The exact format of the decision-making process within the meeting is not set in stone. I imagine something similar to having one or several propositions, followed by a discussion, and eventually the reaching of a consensual decision.
@jmarton & @JanekPo Please be advised that this CIR (and others in the general area of aggregation and grouping) will be discussed at the first oCIG meeting, as detailed here: http://www.opencypher.org/ocig. In light of this, please can the two of you be ready to present - if necessary - this CIR and your options at the meeting?
Thanks!
( @JanekPo I have added your name to the agenda, but the build process is very delayed at the moment, which is why your name is not published at the time of writing)
This topic came up at Neo4j recently, and we had a discussion about it in our internal Cypher group.
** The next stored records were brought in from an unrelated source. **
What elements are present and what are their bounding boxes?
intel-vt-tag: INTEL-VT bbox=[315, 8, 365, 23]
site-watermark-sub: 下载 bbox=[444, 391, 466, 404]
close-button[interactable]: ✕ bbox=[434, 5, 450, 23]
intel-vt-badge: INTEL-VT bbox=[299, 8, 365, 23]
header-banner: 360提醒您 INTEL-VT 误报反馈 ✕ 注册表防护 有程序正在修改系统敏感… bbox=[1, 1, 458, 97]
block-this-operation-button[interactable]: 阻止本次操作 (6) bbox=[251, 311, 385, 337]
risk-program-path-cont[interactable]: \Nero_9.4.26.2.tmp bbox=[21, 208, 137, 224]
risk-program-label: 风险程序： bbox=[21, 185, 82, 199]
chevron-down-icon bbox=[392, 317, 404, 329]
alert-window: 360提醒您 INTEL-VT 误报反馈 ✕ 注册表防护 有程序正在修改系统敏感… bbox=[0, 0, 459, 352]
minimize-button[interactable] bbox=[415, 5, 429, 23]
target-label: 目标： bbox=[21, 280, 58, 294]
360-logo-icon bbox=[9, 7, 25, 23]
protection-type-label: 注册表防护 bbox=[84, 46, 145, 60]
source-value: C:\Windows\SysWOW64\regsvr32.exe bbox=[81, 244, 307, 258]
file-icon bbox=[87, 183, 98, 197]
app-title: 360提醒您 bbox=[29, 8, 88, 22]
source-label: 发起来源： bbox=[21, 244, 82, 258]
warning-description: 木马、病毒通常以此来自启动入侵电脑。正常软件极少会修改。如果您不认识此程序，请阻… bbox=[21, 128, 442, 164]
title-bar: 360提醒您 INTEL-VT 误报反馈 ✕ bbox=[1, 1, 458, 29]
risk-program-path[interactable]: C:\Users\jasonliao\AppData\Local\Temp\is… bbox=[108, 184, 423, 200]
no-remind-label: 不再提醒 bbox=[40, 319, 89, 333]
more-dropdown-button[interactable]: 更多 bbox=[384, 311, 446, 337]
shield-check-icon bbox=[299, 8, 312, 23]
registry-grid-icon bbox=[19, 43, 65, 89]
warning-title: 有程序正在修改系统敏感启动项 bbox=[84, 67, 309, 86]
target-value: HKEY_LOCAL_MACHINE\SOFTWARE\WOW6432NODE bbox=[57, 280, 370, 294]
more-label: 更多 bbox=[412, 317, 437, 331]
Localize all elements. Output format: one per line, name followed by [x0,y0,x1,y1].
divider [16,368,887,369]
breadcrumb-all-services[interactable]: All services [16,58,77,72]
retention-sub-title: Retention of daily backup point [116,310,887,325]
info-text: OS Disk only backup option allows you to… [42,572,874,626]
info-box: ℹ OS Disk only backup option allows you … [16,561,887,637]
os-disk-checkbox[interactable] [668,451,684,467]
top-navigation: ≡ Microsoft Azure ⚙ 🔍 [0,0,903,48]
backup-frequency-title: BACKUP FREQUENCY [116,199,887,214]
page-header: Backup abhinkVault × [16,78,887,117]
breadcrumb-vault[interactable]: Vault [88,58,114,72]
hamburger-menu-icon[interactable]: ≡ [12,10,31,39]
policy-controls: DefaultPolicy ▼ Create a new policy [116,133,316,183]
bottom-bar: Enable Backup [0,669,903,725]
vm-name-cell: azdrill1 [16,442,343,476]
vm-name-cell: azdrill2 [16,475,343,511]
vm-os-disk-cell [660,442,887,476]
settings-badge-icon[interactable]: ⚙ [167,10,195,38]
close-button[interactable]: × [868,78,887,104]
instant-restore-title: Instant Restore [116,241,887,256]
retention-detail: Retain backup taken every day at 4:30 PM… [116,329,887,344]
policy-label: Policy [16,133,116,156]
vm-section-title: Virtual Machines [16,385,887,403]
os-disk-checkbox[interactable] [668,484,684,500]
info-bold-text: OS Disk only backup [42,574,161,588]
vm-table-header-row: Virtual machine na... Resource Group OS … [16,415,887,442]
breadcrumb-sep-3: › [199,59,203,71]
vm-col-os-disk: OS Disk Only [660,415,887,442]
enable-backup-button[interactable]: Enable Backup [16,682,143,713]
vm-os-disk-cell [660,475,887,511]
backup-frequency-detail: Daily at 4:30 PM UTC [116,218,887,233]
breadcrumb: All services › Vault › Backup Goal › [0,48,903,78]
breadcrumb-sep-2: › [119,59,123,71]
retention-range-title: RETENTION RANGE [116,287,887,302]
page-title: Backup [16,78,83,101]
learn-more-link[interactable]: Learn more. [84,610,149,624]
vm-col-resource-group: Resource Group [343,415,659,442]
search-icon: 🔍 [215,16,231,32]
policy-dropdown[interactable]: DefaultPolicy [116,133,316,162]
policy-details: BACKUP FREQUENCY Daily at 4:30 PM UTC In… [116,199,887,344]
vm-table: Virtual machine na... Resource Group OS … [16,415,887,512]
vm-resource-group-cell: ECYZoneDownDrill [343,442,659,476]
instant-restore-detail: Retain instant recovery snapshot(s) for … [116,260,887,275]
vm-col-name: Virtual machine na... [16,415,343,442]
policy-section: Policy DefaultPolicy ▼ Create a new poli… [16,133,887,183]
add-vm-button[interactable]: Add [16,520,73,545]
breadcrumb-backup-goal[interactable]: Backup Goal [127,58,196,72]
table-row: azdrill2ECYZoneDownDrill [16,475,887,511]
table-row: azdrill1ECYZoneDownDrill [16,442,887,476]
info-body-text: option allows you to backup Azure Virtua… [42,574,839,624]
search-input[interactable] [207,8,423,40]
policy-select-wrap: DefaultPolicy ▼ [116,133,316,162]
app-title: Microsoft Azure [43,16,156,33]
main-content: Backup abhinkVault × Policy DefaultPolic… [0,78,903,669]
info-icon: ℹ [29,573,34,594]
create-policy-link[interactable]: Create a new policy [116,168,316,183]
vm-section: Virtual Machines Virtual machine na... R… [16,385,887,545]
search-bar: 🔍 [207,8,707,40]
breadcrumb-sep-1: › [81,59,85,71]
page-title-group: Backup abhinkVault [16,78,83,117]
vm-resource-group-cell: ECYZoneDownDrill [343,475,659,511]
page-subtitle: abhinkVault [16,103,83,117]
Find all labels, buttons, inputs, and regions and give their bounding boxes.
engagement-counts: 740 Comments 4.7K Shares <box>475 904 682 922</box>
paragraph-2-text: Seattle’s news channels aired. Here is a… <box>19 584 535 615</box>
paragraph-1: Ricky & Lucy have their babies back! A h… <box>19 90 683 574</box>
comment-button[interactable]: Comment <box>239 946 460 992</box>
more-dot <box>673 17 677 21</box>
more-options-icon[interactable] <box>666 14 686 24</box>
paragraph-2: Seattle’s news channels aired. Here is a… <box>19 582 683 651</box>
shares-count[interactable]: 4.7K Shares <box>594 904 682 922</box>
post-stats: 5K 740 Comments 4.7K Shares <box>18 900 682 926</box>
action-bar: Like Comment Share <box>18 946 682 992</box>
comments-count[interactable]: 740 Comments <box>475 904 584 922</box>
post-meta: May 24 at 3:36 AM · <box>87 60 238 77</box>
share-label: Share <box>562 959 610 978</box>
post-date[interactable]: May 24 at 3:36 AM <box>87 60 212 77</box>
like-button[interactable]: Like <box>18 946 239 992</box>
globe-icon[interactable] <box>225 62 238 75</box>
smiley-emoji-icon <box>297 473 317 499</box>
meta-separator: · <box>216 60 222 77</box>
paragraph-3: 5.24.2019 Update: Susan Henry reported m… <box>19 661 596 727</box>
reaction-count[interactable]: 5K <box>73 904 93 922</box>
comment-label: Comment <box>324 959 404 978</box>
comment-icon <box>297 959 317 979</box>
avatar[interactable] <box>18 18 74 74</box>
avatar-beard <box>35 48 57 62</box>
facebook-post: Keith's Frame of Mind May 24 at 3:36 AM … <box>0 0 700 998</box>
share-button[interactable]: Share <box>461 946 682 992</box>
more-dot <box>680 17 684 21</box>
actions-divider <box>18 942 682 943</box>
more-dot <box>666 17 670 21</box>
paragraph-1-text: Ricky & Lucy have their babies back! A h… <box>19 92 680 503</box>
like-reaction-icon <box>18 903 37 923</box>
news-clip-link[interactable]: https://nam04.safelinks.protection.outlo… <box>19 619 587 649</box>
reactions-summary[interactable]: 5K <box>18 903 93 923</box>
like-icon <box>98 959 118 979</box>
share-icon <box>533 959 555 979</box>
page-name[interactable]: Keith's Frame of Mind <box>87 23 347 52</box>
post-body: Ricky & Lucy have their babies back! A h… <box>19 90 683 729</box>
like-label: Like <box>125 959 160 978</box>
We concluded that the Neo4j opinon on the matter is that expressions containing an aggregation should not be allowed. Instead queries should clearly separate the grouping key from the aggregation.
We thus propose that the example queries above should be written as follows:
Query 1:
MATCH (n)
RETURN n.weight, count(*)
Here the grouping key is n.weight
, and the resulting count will be the number of nodes with the same weight for each distinct weight in the graph:
╒══════════╤══════════╕
│"n.weight"│"count(*)"│
╞══════════╪══════════╡
│"2" │"2" │
├──────────┼──────────┤
│"1" │"2" │
├──────────┼──────────┤
│"-2" │"2" │
├──────────┼──────────┤
│"0" │"2" │
├──────────┼──────────┤
│"-1" │"2" │
└──────────┴──────────┘
Query 2:
MATCH (n)
RETURN abs(n.weight) AS abs, count(*) AS count
Here the grouping key is abs(n.weight)
, and the resulting count will be the number of nodes with the same absolute value for weight for each distinct absolute value of weight in the graph:
╒═════╤═══════╕
│"abs"│"count"│
╞═════╪═══════╡
│"2" │"4" │
├─────┼───────┤
│"1" │"4" │
├─────┼───────┤
│"0" │"2" │
└─────┴───────┘
Query 3:
Variant a:
MATCH (n: Foo), (m:Bar)
WHERE n.weight = - m.weight
WITH n.weight + m.weight AS combined_weight, count(*) AS c, collect(n) AS nc, collect(m) AS mc
RETURN combined_weight + c AS expr, nc, mc
Here the grouping key is n.weight + m.weight
, and the resulting count will be the number of node pairs where the combined weight sums up to the same value (which will be zero because of the WHERE):
╒══════╤══════╤══════╕
│"expr"│ "nc" │ "mc" │
╞══════╪══════╪══════╡
│ 5 │ ... │ ... │
└──────┴──────┴──────┘
Variant b:
MATCH (n: Foo), (m:Bar)
WHERE n.weight = - m.weight
WITH n.weight AS nw, m.weight AS mw, count(*) AS c, collect(n) AS nc, collect(m) AS mc
RETURN nw + mw + c AS expr, nc, mc
Here the grouping key is n.weight, m.weight
, and the resulting count will be the number of node pairs where the tuple of weights is the same:
╒══════╤══════════════════════════╤═══════════════════════════╕
│"expr"│"nc" │"mc" │
╞══════╪══════════════════════════╪═══════════════════════════╡
│ 1 │[{"weight":"2","id":"5"}] │[{"weight":"-2","id":"11"}]│
├──────┼──────────────────────────┼───────────────────────────┤
│ 1 │[{"weight":"1","id":"4"}] │[{"weight":"-1","id":"12"}]│
├──────┼──────────────────────────┼───────────────────────────┤
│ 1 │[{"weight":"-1","id":"2"}]│[{"weight":"1","id":"14"}] │
├──────┼──────────────────────────┼───────────────────────────┤
│ 1 │[{"weight":"0","id":"3"}] │[{"weight":"0","id":"13"}] │
├──────┼──────────────────────────┼───────────────────────────┤
│ 1 │[{"weight":"-2","id":"1"}]│[{"weight":"2","id":"15"}] │
└──────┴──────────────────────────┴───────────────────────────┘
We have published a paper on it in 2019: https://dl.acm.org/doi/10.1145/3315507.3330196 I was sure there is an open access to the paper, but it seems it's not. Please let me know if anyone is interested in full version.
@JanekPo I would be glad to receive a copy of the full paper. Are you okay with attaching a copy in a comment to this thread? Otherwise you can find my email in my Github profile.